As good as ASP.NET’s adaptive rendering is, I sometimes find myself needing to do some fairly substantial client-side scripting.  I used to sniff browsers, but that was getting tedious, and most common scripts are written upside down anyway.


The best method I’ve seen is to use ‘object sniffing’–testing browsers for support of different objects and methods.  This saves a considerable amount of time, since all browsers will fall into 3-4 categories of object support, and you don’t have to parse out a zillion different browser types and subtypes and still run the risk of excluding one that may work on your site.

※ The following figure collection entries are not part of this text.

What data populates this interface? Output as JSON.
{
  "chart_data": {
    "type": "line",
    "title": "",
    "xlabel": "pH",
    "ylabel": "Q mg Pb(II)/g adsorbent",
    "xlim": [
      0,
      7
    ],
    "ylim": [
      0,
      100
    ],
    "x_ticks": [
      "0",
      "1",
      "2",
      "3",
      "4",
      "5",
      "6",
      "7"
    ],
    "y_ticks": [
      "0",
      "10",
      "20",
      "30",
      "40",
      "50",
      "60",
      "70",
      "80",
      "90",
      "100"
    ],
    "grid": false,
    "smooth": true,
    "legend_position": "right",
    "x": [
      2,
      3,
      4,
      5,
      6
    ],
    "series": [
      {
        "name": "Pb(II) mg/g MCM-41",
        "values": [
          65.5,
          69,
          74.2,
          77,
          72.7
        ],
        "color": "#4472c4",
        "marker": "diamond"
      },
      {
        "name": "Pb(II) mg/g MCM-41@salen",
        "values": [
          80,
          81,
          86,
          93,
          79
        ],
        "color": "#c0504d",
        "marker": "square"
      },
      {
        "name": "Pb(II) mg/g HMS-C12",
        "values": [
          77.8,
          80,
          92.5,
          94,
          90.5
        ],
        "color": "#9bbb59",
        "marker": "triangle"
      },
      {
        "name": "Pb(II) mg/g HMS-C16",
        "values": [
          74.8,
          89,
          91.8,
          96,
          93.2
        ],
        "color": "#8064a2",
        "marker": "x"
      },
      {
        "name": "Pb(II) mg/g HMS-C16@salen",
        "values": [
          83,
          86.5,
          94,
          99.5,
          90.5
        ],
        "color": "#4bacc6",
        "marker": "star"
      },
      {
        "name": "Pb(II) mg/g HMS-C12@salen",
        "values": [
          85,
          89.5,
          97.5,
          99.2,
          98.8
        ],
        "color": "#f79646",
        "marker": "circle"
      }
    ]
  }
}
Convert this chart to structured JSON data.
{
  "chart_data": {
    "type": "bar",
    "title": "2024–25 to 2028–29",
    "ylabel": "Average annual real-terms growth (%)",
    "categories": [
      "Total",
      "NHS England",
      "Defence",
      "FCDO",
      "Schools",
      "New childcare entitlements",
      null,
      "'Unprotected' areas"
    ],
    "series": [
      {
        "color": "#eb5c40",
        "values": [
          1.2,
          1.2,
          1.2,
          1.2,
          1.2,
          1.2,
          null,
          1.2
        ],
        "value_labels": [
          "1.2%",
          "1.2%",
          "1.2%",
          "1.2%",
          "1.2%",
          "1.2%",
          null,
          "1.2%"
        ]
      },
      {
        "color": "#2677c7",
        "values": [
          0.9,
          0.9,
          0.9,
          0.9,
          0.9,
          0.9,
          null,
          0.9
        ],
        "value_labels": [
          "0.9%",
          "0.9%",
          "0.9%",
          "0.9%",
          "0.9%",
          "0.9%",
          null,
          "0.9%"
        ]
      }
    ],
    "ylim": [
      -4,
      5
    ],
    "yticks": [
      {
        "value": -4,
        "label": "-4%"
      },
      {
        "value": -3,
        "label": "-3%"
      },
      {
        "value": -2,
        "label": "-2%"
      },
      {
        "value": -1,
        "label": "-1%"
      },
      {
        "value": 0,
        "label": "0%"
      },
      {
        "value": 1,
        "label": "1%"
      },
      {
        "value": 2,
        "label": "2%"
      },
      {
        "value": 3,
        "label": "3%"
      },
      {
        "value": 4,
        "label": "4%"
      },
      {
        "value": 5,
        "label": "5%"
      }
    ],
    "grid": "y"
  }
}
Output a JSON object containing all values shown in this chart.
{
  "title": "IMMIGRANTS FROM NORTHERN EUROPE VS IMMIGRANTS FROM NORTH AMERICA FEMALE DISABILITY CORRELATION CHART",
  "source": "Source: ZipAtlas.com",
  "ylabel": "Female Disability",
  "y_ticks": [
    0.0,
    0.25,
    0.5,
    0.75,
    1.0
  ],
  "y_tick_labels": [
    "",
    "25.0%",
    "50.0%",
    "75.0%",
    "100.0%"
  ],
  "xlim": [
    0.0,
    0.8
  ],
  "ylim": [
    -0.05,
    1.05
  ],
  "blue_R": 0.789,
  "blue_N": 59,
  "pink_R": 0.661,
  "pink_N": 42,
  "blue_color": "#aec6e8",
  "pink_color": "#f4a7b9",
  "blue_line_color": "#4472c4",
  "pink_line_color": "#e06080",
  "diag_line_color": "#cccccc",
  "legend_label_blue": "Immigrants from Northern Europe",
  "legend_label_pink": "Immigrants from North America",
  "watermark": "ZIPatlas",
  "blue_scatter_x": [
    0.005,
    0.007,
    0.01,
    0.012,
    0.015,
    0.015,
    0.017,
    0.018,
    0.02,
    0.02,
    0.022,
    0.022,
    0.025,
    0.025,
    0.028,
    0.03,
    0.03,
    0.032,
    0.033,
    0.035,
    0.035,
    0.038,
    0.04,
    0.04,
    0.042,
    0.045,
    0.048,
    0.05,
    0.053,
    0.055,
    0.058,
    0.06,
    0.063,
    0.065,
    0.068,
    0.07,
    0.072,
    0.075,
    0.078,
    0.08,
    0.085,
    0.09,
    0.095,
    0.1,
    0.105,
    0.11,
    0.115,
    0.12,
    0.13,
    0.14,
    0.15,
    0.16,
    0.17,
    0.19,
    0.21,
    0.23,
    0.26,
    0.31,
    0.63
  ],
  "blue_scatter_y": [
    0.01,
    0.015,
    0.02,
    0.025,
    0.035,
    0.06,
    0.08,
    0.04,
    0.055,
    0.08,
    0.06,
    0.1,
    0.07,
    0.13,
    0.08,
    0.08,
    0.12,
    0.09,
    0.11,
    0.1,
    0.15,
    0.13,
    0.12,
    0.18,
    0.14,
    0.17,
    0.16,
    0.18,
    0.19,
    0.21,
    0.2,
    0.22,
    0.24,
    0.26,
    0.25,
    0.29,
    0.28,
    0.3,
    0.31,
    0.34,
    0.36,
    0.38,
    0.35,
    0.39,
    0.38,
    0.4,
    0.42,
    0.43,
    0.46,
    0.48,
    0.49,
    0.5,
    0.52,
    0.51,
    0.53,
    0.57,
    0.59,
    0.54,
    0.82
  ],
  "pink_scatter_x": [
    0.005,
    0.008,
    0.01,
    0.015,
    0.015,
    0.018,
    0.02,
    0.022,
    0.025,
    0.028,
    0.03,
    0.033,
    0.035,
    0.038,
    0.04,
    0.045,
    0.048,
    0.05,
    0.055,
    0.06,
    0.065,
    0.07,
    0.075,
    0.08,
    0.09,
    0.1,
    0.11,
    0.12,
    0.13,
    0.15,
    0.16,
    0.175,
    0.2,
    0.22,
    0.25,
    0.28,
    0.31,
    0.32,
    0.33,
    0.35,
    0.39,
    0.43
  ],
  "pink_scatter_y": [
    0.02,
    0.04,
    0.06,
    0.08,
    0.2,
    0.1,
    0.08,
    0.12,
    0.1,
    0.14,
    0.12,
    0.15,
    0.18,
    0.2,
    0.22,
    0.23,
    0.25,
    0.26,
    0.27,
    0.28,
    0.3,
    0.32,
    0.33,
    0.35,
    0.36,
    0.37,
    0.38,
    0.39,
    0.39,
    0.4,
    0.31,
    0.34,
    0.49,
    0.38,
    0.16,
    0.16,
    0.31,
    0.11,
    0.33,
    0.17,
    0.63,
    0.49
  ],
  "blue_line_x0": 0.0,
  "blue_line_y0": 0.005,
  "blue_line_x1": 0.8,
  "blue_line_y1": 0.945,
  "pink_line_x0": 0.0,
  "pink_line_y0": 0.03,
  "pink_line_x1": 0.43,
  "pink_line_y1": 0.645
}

My guide was http://developer.apple.com/internet/webcontent/objectdetection.html.  The article is a couple of years old, but it’s still useful to me today.



The pace of new browser releases may be slower than it was in the early days, but developers must still confront a bemusing array of browser versions and brands that support some JavaScript features but not others. To combat the problem, scripters commonly provide two or more code branches so that a browser follows an execution path containing statements that it supports. Browser sniffing — the task of inspecting navigator object properties for version information — has become largely unmanageable given the browser version permutations available today. This article presents details on an alternative solution — object detection — that frees JavaScript developers from most of this versioning mess.


I haven’t played around with custom server controls, so I don’t know how applicable this is for that purpose.